World Lit: Bias and Sea Lions


  • ELAGSE9-10RI1 Cite strong and thorough textual evidence to support analysis of what the text says explicitly as well as inferences drawn from the text. Georgia ELA
  • ELAGSE9-10RI3 Analyze how the author unfolds an analysis or series of ideas or events, including the order in which the points are made, how they are introduced and developed, and the connections that are drawn between them. Georgia ELA
  • ELAGSE9-10RI6 Determine an author’s point of view or purpose in a text and analyze how an author uses rhetoric to advance that point of view or purpose. Georgia ELA

Learning Target
Students will evaluate the use of evidence in support of a potential solution to a conflict.

Opening Session
Let’s talk about what we know about bias! What does it mean if someone is biased? Can a source be both biased and credible?

Work Session
Flip in your Springboards to page 443. I’m going to number the class while you guys find the right page. Odd numbers are going to be reading the article titled “The HSUS and Wild Fish Conservancy File Suit top Stop Sea Lion Killing at Bonneville Dam” and then do the second read questions. Even numbers will read “Sea Lions vs. Salmon: Restore Balance and Common Sense” and answer those second read questions.

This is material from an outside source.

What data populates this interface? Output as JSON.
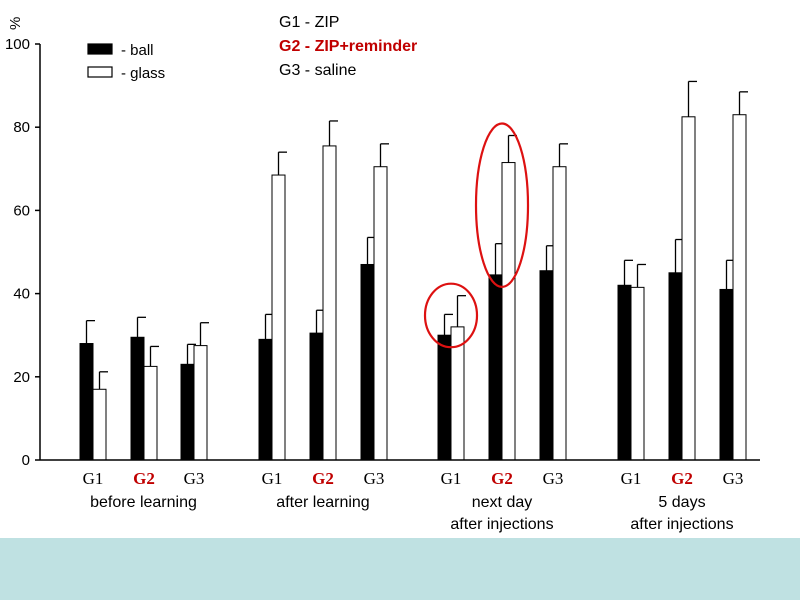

After we have read and answered the questions, let’s talk about bias again. Do you think either article was biased, and if so how?

Closing Session
Each article we read was a proposal about how to solve an environmental issue. For your essay we will start tomorrow, YOU will be writing a proposal for how to help the social issue you wrote about in your last essay. Consider the bias (or non-bias) of the sources we have read today and how that affected the persuasiveness of the proposal. Then, start brainstorming for your essay tomorrow.